Albert Schweitzer once said, “Of this I am certain: The only ones among you who will be truly happy are those who have sought and found how to serve.”1 Schweitzer seemed to understand that true and long-lasting happiness comes when we serve others.
One of the greatest challenges we face in band programs today is ensuring that every band room has a competent, enthusiastic band director. We need people who see their desire to be a band director as a “calling” – where they demonstrate their love for kids and want to be a part of their students’ development. The effective band director must be a fine, well-trained musician who loves music and has the ability to explain the importance and the complexity of music, and the relationship of music to the human condition.
Richard Freed, the distinguished American music critic, annotator, and broadcaster, asked this rhetorical question while delivering a keynote address: “Why is it that our young people get involved with drugs?” He answered his own question by saying,
“While some of our severely disadvantaged kids are facing outright hopelessness, the reason our kids from all economic groups get involved with drugs is that their lives are appallingly empty. Without the stimulation of music and the other arts, they have nothing to fill the thirst all humans, and especially developing adolescents, feel for something to touch them spiritually, to stimulate their productive inquisitiveness and all-around intellectual energy.
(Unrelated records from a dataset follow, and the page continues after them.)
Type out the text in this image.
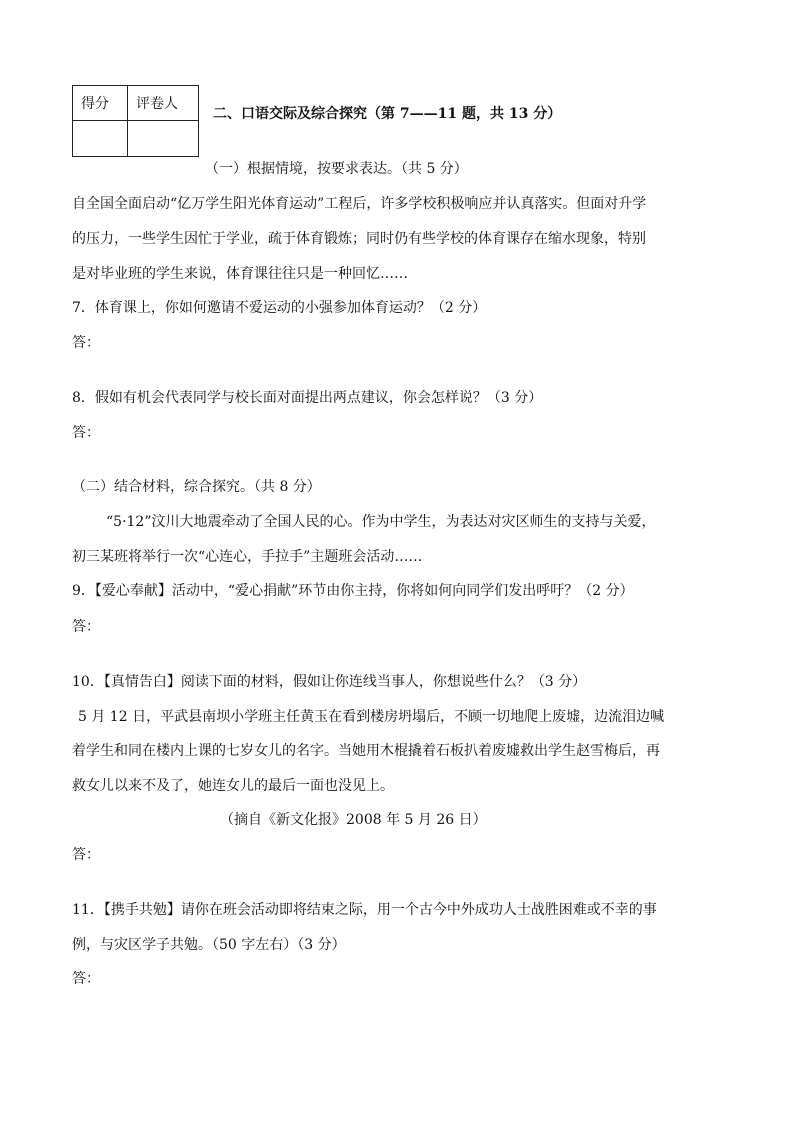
得分	评卷人

二、口语交际及综合探究（第 7——11 题，共 13 分）
（一）根据情境，按要求表达。（共 5 分）
自全国全面启动“亿万学生阳光体育运动”工程后，许多学校积极响应并认真落实。但面对升学
的压力，一些学生因忙于学业，疏于体育锻炼；同时仍有些学校的体育课存在缩水现象，特别
是对毕业班的学生来说，体育课往往只是一种回忆……
7．体育课上，你如何邀请不爱运动的小强参加体育运动？（2 分）
答：
8．假如有机会代表同学与校长面对面提出两点建议，你会怎样说？（3 分）
答：
（二）结合材料，综合探究。（共 8 分）
“5·12”汶川大地震牵动了全国人民的心。作为中学生，为表达对灾区师生的支持与关爱，
初三某班将举行一次“心连心，手拉手”主题班会活动……
9．【爱心奉献】活动中，“爱心捐献”环节由你主持，你将如何向同学们发出呼吁？（2 分）
答：
10．【真情告白】阅读下面的材料，假如让你连线当事人，你想说些什么？（3 分）
5 月 12 日，平武县南坝小学班主任黄玉在看到楼房坍塌后，不顾一切地爬上废墟，边流泪边喊
着学生和同在楼内上课的七岁女儿的名字。当她用木棍撬着石板扒着废墟救出学生赵雪梅后，再
救女儿以来不及了，她连女儿的最后一面也没见上。
（摘自《新文化报》2008 年 5 月 26 日）
答：
11．【携手共勉】请你在班会活动即将结束之际，用一个古今中外成功人士战胜困难或不幸的事
例，与灾区学子共勉。（50 字左右）（3 分）
答：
They may not be able to define or describe the emptiness they feel, but they have dramatic, and all too often very destructive, ways of making it known. For many of today’s kids, performing in a band is their last and only chance of participating in something of value.”2
Not only must we encourage bright and gifted young people to enter this grand and noble profession of band directing, but we must also retain them. MENC reports that a disappointingly large number of new teachers leave the profession before completing five years of teaching. Many leave because they have become disillusioned, unsuccessful, under-appreciated, and unfulfilled.
Perhaps some of those that have become disillusioned, and feel unsuccessful, under-appreciated, and unfulfilled need to re-focus and re-examine their mission and goals. Effective servant-leadership is the discipline of deliberately exercising inspired influence within a group to move toward goals of beneficial permanence that fulfills the group’s real needs. This requires that band directors exercise wisdom. The band director must be able to discern those goals that are long lasting and fulfill the group’s real needs. In short, the band director becomes an effective servant-leader when he or she serves the students in meeting their needs – not wants.
Students, their parents/guardians, and administrators will respond favorably when band directors emphasize excellence over entertainment, and the process as well as the product. By doing so, the band director becomes an effective servant-leader and experiences the joy, satisfaction and happiness that come with serving others.
Work Cited
1 Tim Hansel, Holy Sweat (Waco, TX; Word Books, 1987), 159.
2 Freed, Richard, Keynote Address, Why Band? Why Music? Washington D.C., 1988.